Инжектором втиснутые сны
  • Текст добавлен: 3 октября 2016, 19:24

Текст книги "Инжектором втиснутые сны"


Автор книги: Джеймс Бейкер



сообщить о нарушении

Текущая страница: 7 (всего у книги 22 страниц)

– Что-то ты вдруг стал необычайно великодушен.

– Да просто так и есть. Мы – триада величайшей эры рока. Спектор, Уилсон и я. Разумеется, как я уже сказал, я – вершина этой пирамиды. Когда-нибудь, через тысячу лет, от них останется примечание мелким шрифтом, но я – я буду божеством.

Здесь я ждал улыбки. Не дождался.

– Если уж зашел разговор о серф-музыке, может, расскажешь нам, как ты открыл группу «Vectors»?

– Мы вместе учились в средней школе. В Хермозе. Они часто смеялись надо мной в спортзале.

– Смеялись над тобой?

– Ну да. Они считали, что у меня хрен маловат. На самом деле он не такой уж маленький. Он того типа, который сильно увеличивается, когда стоит, понимаешь, о чем я? Но в раздевалке он казался маленьким.

– Понятно, – я подумал, что это надо будет вырезать. Проверил запись, чувствуя, что меня мутит.

– Ну, как бы то ни было, они были здоровенными парнями, крепкими белокурыми серферами, с огромными крепко-белокуро-серферными хренами, и они часто смеялись надо мной. В итоге вышло даже забавно. Потому что это они оказались гомиками, а не я.

– Думаешь, они были гомиками? – механически переспросил я, понимая, что это в интервью не пойдет.

– Я не думаю, я знаю. Они трахали друг друга в жопу каждый раз, как представлялся случай. Я как-то застукал их в номере отеля в Милуоки. «Отлично, ребятки, – сказал я, – вот все и ясно».

– Но они были еще и серферами. В смысле, они действительно занимались серфингом?

– Верно, занимались. Они были гомиками-серфингистами. И не раз выходили из воды, вывесив члены наружу.

Я налил себе еще дозу крепкого.

– Их первый хит, «Идем со мной», был весьма смелой для своего времени песней. В смысле сексуальности.

– Ты это о чем?

– Ну, двойной смысл названия.
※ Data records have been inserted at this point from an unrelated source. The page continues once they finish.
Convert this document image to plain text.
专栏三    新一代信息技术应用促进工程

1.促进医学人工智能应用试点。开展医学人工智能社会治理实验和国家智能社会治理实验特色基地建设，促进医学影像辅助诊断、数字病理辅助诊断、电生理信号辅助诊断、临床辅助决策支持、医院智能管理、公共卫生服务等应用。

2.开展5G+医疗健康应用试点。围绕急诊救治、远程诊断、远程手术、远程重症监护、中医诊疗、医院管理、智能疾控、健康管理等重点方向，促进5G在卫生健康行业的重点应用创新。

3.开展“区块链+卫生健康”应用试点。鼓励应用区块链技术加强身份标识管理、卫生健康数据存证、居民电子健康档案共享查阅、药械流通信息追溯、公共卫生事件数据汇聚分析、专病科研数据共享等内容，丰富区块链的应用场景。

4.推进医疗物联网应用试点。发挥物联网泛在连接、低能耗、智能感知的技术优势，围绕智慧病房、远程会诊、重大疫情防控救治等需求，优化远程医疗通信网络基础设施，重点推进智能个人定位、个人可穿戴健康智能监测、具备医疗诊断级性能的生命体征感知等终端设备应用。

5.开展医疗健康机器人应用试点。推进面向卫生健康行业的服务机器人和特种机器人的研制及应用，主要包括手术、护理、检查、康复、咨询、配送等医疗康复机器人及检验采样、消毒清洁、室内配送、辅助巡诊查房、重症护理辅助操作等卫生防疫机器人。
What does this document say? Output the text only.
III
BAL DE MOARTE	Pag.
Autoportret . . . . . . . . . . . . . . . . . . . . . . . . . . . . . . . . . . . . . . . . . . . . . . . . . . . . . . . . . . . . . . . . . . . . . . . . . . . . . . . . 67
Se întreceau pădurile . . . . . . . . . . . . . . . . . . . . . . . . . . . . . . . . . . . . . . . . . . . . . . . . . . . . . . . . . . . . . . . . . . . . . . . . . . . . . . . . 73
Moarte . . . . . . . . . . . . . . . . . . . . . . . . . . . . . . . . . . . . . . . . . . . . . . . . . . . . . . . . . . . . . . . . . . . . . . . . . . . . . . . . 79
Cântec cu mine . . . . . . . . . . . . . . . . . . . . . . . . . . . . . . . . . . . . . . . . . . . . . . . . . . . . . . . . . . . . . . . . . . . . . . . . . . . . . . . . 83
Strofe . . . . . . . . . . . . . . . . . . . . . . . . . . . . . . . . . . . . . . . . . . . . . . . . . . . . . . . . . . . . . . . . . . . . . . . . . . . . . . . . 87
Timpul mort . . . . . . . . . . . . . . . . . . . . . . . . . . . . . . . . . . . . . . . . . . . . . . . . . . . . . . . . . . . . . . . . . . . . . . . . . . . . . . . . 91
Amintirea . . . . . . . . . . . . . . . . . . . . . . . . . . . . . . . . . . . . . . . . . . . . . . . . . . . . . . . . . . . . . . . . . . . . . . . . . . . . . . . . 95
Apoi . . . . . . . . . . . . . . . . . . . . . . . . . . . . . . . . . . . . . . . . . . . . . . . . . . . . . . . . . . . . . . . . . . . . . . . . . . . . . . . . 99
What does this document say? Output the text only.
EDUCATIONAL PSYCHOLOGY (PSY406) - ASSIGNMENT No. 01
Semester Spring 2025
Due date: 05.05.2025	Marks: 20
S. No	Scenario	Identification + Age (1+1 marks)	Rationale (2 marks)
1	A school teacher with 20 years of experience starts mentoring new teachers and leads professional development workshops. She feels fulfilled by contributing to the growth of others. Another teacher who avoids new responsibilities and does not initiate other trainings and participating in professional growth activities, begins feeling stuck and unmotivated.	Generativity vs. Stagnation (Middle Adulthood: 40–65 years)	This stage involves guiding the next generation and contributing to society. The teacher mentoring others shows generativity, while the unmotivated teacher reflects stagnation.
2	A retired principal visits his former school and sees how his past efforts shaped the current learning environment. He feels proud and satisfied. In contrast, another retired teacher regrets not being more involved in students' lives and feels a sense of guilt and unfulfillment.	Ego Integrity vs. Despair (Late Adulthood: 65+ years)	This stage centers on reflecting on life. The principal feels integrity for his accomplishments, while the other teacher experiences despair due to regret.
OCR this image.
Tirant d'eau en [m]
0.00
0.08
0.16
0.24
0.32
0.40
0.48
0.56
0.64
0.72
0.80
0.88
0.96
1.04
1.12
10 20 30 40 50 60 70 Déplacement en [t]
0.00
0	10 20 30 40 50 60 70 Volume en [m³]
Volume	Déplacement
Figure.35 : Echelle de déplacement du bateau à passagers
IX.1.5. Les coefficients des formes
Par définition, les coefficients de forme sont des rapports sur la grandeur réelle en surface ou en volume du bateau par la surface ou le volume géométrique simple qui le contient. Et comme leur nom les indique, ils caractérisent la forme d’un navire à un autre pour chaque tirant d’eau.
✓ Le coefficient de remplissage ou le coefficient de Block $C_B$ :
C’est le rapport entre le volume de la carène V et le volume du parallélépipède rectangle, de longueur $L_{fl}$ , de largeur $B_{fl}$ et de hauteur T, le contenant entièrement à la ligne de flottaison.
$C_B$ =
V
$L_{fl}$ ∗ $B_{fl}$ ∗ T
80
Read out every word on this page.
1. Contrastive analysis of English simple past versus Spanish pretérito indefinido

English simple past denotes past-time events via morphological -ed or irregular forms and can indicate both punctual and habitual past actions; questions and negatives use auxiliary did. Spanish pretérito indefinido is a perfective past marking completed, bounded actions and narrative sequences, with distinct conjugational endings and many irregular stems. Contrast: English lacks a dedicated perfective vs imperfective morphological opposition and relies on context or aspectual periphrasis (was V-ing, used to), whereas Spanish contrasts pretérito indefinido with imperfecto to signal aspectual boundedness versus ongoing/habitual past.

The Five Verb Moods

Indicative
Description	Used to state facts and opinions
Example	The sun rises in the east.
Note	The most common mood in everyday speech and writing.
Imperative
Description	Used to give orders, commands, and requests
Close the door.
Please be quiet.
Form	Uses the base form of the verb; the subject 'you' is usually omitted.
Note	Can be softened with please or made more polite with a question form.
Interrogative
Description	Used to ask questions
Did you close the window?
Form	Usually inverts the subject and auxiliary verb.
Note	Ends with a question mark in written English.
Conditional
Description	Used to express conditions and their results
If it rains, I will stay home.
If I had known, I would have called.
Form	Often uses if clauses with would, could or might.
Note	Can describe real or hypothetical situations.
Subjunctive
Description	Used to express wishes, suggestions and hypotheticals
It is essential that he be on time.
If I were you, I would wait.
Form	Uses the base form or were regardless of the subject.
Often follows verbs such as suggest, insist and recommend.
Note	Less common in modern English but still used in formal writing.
И такое оргазмическое крещендо…

– Ты что хочешь сказать, какой еще двойной смысл? Нет там никаких двойных смыслов! Я не пишу песни с двойными или тройными смыслами. Я себе давно взял за правило никогда этого не делать. Я пишу песни только с одним смыслом, потому на это и уходит столько времени! – Он вскочил, глотнул кока-колы, смачивая пересохший рот. – Вот это и плохо в современной музыке. Все эти поганые мудаки только и знают, что трясти яйцами перед публикой! Мы живем в среде больной культуры. Мозги у людей давно уже на хрен свернуты порнографическими магазинчиками. И бродят себе вразвалку по автотрассам, как Роданы[210]210
  «Rodan» – фильм о гигантском птеродактиле Родане (Япония, 1956).


[Закрыть]
или Годзиллы, возят свои хрены и манды в огромных тачках. Они больше не знают, что такое любовь! Любовь? Эт че? Все сводится к «Пошли, крошка, перепихнемся!». А нынешняя молодежь – просто членоголовые дебилы со своим хэви-металльным барахлом и MTV. Смотрел когда-нибудь? Мне жалко их, этих сегодняшних молодых – у них нет того, ради чего стоит жить. Они давно уже не люди, они роботы с дырками для траханья вместо голов. Нам с тобой повезло, Скотт. Мы выросли в ослепительном сиянии болезненной, острой, безнадежной любви без взаимности – до того, как весь мир навеки обрушился в дерьмо!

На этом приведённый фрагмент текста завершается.